Cannot connect to a container in an overlay network from a different swarm node: `could not resolve peer \"<nil>\": timed out resolving peer by querying the cluster`

paulcadman commented 8 years ago

Description of problem:

Very rarely (observed twice after using 1000s of containers) we start a new container into an overlay network in a docker swarm. Existing containers in the overlay network that are on different nodes cannot connect to the new container. However containers in the overlay network on the same node as the new container are able to connect.

The new container receives an IP address in the overlay network subnet, but this does not seem to work correctly when resolved from a different node.

The second time this happened we fixed the problem by stopping and starting the new container.

We haven't found a way to reliably reproduce this problem. Is there any other debugging I can provide that would help diagnose this issue?
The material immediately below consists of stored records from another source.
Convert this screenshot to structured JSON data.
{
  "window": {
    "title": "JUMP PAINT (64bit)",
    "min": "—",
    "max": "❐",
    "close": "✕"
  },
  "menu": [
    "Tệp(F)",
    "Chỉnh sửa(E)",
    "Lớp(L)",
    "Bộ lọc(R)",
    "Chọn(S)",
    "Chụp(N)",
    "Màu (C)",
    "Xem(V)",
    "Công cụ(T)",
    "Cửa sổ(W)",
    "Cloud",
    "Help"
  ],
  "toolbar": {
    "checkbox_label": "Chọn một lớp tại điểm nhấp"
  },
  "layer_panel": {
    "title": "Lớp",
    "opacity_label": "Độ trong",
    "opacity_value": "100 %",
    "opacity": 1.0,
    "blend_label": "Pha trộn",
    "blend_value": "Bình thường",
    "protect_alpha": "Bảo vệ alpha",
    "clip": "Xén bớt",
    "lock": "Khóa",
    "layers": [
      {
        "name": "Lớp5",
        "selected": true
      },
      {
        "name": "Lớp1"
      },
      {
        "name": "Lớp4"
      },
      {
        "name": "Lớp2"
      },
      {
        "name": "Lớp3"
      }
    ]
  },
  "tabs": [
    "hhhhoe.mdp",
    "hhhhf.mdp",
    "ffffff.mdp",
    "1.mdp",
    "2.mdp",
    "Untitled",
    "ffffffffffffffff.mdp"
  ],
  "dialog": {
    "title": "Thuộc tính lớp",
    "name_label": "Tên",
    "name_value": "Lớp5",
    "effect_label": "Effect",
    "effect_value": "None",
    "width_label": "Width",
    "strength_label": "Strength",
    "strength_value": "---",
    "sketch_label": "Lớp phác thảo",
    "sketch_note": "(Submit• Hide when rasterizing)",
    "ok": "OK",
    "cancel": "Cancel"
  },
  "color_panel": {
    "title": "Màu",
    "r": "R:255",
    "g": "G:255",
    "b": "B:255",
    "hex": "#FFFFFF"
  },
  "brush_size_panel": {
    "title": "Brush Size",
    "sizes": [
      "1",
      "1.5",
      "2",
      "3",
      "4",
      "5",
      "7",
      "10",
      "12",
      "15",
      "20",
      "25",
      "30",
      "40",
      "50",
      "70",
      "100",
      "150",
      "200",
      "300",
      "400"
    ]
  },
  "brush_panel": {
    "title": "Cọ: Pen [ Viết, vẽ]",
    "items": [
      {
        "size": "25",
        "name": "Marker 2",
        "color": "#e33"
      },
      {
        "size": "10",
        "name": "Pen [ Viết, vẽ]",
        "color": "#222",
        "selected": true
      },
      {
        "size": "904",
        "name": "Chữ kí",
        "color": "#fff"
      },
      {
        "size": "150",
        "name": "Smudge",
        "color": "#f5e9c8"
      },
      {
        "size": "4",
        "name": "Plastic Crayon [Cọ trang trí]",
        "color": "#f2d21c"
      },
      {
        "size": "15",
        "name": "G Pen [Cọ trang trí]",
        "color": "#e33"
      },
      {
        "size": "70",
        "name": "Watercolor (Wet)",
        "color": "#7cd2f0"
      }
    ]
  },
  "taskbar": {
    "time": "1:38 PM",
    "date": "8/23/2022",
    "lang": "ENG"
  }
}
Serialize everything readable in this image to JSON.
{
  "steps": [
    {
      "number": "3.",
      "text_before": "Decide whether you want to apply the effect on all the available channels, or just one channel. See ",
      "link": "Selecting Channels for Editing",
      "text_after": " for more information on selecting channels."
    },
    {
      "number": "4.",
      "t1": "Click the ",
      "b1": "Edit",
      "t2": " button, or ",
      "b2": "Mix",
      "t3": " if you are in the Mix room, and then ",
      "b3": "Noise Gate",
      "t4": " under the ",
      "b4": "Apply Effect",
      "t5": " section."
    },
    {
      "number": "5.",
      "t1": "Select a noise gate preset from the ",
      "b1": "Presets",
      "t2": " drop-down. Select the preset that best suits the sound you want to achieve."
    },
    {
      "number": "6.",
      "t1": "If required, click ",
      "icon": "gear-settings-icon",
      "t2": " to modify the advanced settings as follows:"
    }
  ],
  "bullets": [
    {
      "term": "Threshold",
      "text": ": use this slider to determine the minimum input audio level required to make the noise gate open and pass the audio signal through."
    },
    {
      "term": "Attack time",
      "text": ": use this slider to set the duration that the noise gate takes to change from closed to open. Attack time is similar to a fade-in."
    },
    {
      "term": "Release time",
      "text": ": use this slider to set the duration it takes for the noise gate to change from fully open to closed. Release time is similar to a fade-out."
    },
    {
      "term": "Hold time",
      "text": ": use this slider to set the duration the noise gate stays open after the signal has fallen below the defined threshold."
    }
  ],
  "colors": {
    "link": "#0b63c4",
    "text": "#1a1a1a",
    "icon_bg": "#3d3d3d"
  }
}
The error message is the same as the one reported on https://github.com/docker/libnetwork/issues/617.

docker version:

Client:
 Version:      1.10.0
 API version:  1.22
 Go version:   go1.5.3
 Git commit:   590d5108
 Built:        Thu Feb  4 19:04:33 2016
 OS/Arch:      linux/amd64

Server:
 Version:      swarm/1.1.0
 API version:  1.22
 Go version:   go1.5.3
 Git commit:   a0fd82b
 Built:        Thu Feb  4 08:55:18 UTC 2016
 OS/Arch:      linux/amd64

docker info:

Containers: 102
 Running: 53
 Paused: 0
 Stopped: 49
Images: 372
Role: primary
Strategy: spread
Filters: health, port, dependency, affinity, constraint
Nodes: 3
 glera.int.corefiling.com: 10.0.0.57:2375
  └ Status: Healthy
  └ Containers: 32
  └ Reserved CPUs: 0 / 4
  └ Reserved Memory: 0 B / 32.94 GiB
  └ Labels: executiondriver=native-0.2, kernelversion=4.2.6-201.fc22.x86_64, operatingsystem=Fedora 22 (Twenty Two), storagedriver=devicemapper
  └ Error: (none)
  └ UpdatedAt: 2016-02-22T11:20:16Z
 kafue.int.corefiling.com: 10.0.0.17:2375
  └ Status: Healthy
  └ Containers: 36
  └ Reserved CPUs: 0 / 4
  └ Reserved Memory: 0 B / 16.4 GiB
  └ Labels: executiondriver=native-0.2, kernelversion=4.2.6-201.fc22.x86_64, operatingsystem=Fedora 22 (Twenty Two), storagedriver=devicemapper
  └ Error: (none)
  └ UpdatedAt: 2016-02-22T11:20:20Z
 paar.int.corefiling.com: 10.0.1.1:2375
  └ Status: Healthy
  └ Containers: 34
  └ Reserved CPUs: 0 / 4
  └ Reserved Memory: 0 B / 16.44 GiB
  └ Labels: executiondriver=native-0.2, kernelversion=4.2.6-201.fc22.x86_64, operatingsystem=Fedora 22 (Twenty Two), storagedriver=devicemapper
  └ Error: (none)
  └ UpdatedAt: 2016-02-22T11:20:31Z
Plugins:
 Volume:
 Network:
Kernel Version: 4.2.6-201.fc22.x86_64
Operating System: linux
Architecture: amd64
CPUs: 12
Total Memory: 65.77 GiB
Name: 9dd94ffb6aea

uname -a:

Linux glera.int.corefiling.com 4.2.6-201.fc22.x86_64 #1 SMP Tue Nov 24 18:42:39 UTC 2015 x86_64 x86_64 x86_64 GNU/Linux

Environment details (AWS, VirtualBox, physical, etc.):

Physical - docker swarm cluster.

How reproducible:

Rare - happened 2 times after creating/starting 1000s of containers.

Steps to Reproduce:

Create/start a container in an overlay network
In the same overlay network create/start a container on a different host in the swarm. A process in the container is listening on port 80 and this port is exposed to the overlay network.
Try to connect to the container of step 2 from within the container of step 1 with http client.
Actual Results:

Get a connection timeout. For example with the golang http client:

 http: proxy error: dial tcp 10.158.0.60:80: i/o timeout

10.158.0.60 is the address of the container in step 2 in the overlay network subnet.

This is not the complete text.